TMCnet Feature
April 22, 2020

Heidi Zaransky Shares What Companies are Doing to Cope with COVID-19 Losses



While the COVID-19 pandemic continues, many businesses are looking to stay upright while their revenue goes down. And it's not just less revenue, it's less staff to handle demand. While some businesses are being forced to shut down altogether, others are turning to downsizing and laying off employees to continue operations. A survey near the beginning of March found that about a quarter of employers planned to downsize if the situation became worse.



Heidi Zaransky owns a leasing company, which is the largest of its kind in Illinois, that provides financial products and advice about transportation needs to Fortune 500 companies. She shares what companies are doing to cope with losses due to COVID-19.

Finding Ways To Continue Operations

There are some types of companies that are being hit harder than others, notes Heidi Zaransky. For example, restaurants have had their dining areas shut down in some states, so they have turned to take-out and delivery instead. Some states have even allowed restaurants to serve take-out alcohol with the food as a way for them to earn back some of their lost profits.

Meanwhile, some of the top food delivery services offered to waive fees to restaurants and even take on restaurant workers impacted financially so they can stay afloat until the pandemic is over.

The travel and tourism industry has also been hit especially hard, as countries close borders to non-essential travelers. But while the big airlines are taking a hit, smaller private jet companies are reportedly saw an uptick in business.

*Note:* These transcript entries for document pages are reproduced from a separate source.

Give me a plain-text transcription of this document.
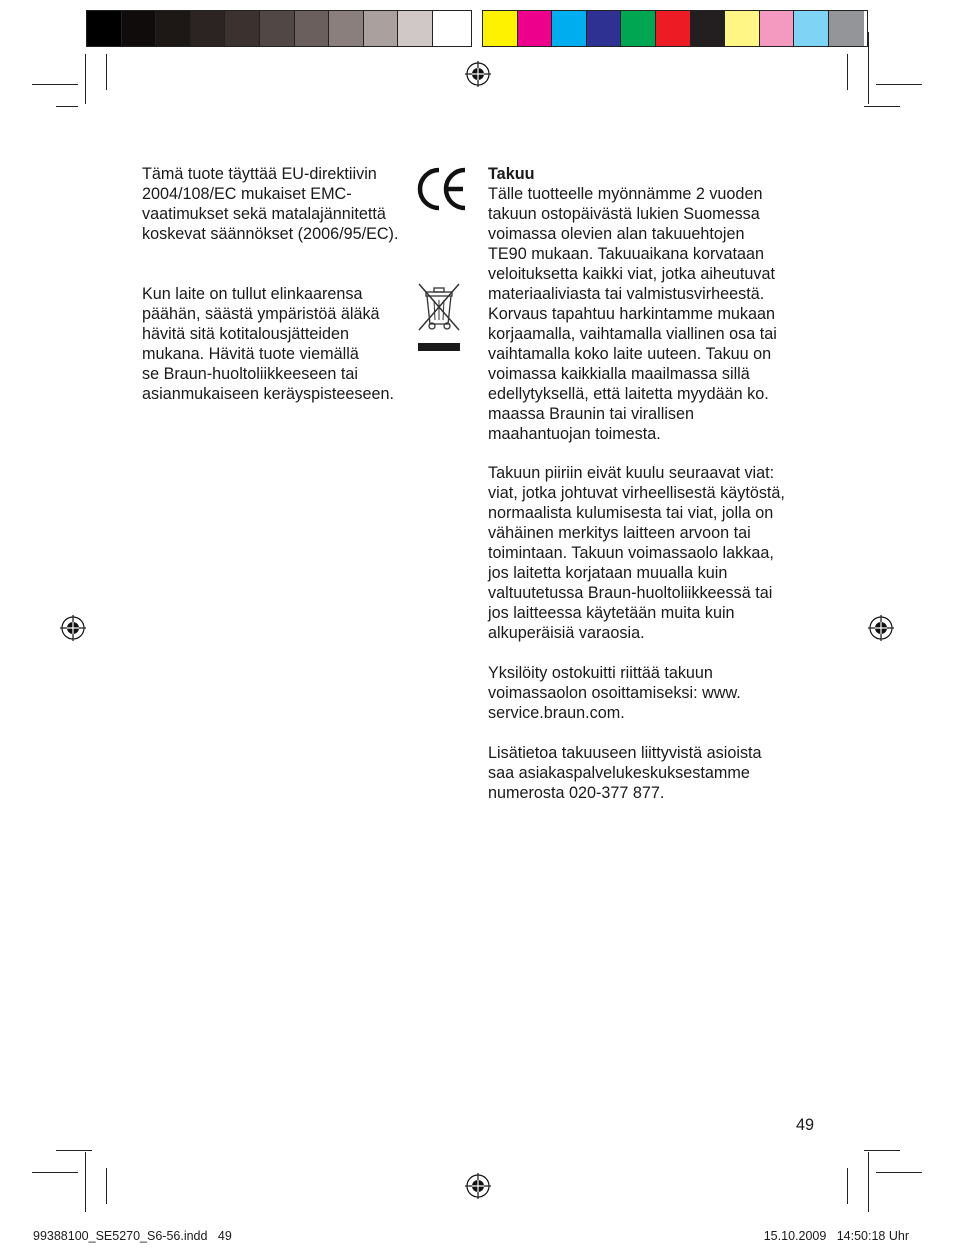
Tämä tuote täyttää EU-direktiivin
2004/108/EC mukaiset EMC-
vaatimukset sekä matalajännitettä
koskevat säännökset (2006/95/EC).

Kun laite on tullut elinkaarensa
päähän, säästä ympäristöä äläkä
hävitä sitä kotitalousjätteiden
mukana. Hävitä tuote viemällä
se Braun-huoltoliikkeeseen tai
asianmukaiseen keräyspisteeseen.

Takuu

Tälle tuotteelle myönnämme 2 vuoden
takuun ostopäivästä lukien Suomessa
voimassa olevien alan takuuehtojen
TE90 mukaan. Takuuaikana korvataan
veloituksetta kaikki viat, jotka aiheutuvat
materiaaliviasta tai valmistusvirheestä.
Korvaus tapahtuu harkintamme mukaan
korjaamalla, vaihtamalla viallinen osa tai
vaihtamalla koko laite uuteen. Takuu on
voimassa kaikkialla maailmassa sillä
edellytyksellä, että laitetta myydään ko.
maassa Braunin tai virallisen
maahantuojan toimesta.

Takuun piiriin eivät kuulu seuraavat viat:
viat, jotka johtuvat virheellisestä käytöstä,
normaalista kulumisesta tai viat, jolla on
vähäinen merkitys laitteen arvoon tai
toimintaan. Takuun voimassaolo lakkaa,
jos laitetta korjataan muualla kuin
valtuutetussa Braun-huoltoliikkeessä tai
jos laitteessa käytetään muita kuin
alkuperäisiä varaosia.

Yksilöity ostokuitti riittää takuun
voimassaolon osoittamiseksi: www.
service.braun.com.

Lisätietoa takuuseen liittyvistä asioista
saa asiakaspalvelukeskuksestamme
numerosta 020-377 877.

49
99388100_SE5270_S6-56.indd   49	15.10.2009   14:50:18 Uhr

Meanwhile, less travel also spells trouble for hotel chains that are normally seeing a healthy stream of bookings. But while some chains are waiving cancellation fees and lowering rates (especially at the luxury level), data cited suggests more than 650,000 hotel rooms were vacant across the country as of April 9. Hotels are responding by laying off positions such as bartenders and valets to make up for the shortfall.

Remote Workers Surge

Companies that cannot have their staff convene in a workplace during the pandemic have turned more heavily to remote work, explains Heidi Zaransky.

While this presents unique challenges to companies that are not used to having staff work remotely, such as beefing up cybersecurity, there are some indications that those working from home might actually be more productive and that there may still be a shift towards remote work when the virus crisis is over.

More Attention To Cash Flow

While the financial stress piles up, many companies are looking more closely at their cash flow forecasts, making allowance for important expenses that can't be avoided. Some companies are offering discounts if paid in cash or if invoices are paid quicker, adds Heidi Zaransky.

Meanwhile, some businesses have become more apt to log their liabilities and losses from COVID-19 so they can have a better chance of turning to insurance or getting compensation down the road.

It's Not All Bad News, says Heidi Zaransky

For companies that already rely on delivery (including those who deliver food), they may be helping gig economy workers by hiring more to meet online ordering demand, explains Heidi Zaransky. For example, online shopping giant Amazon said it has already hired 100,000 workers, with plans to hire 75,000 more. 

Package delivery jobs rose steadily in March, as did demand for those in the storage and transportation sectors. Meanwhile, for essential services such as grocery stores, more people are being hired to help out at warehouses and even to bulk up front-line checkout staff.

And while big automakers have essentially been shut down during the pandemic, some of them are finding a new purpose by using their production capacity to produce ventilators for coronavirus patients, which requires workers.

There are about 22 million Americans out of work according to recent reports, but some companies have offered furloughs to staff. This is when a company will temporarily suspend jobs of some staff (without pay), with the expectation their job will continue at a later date.

While America waits to get back to work, some companies continue to find ways to survive and even thrive during the lockdowns, notes Heidi Zaransky.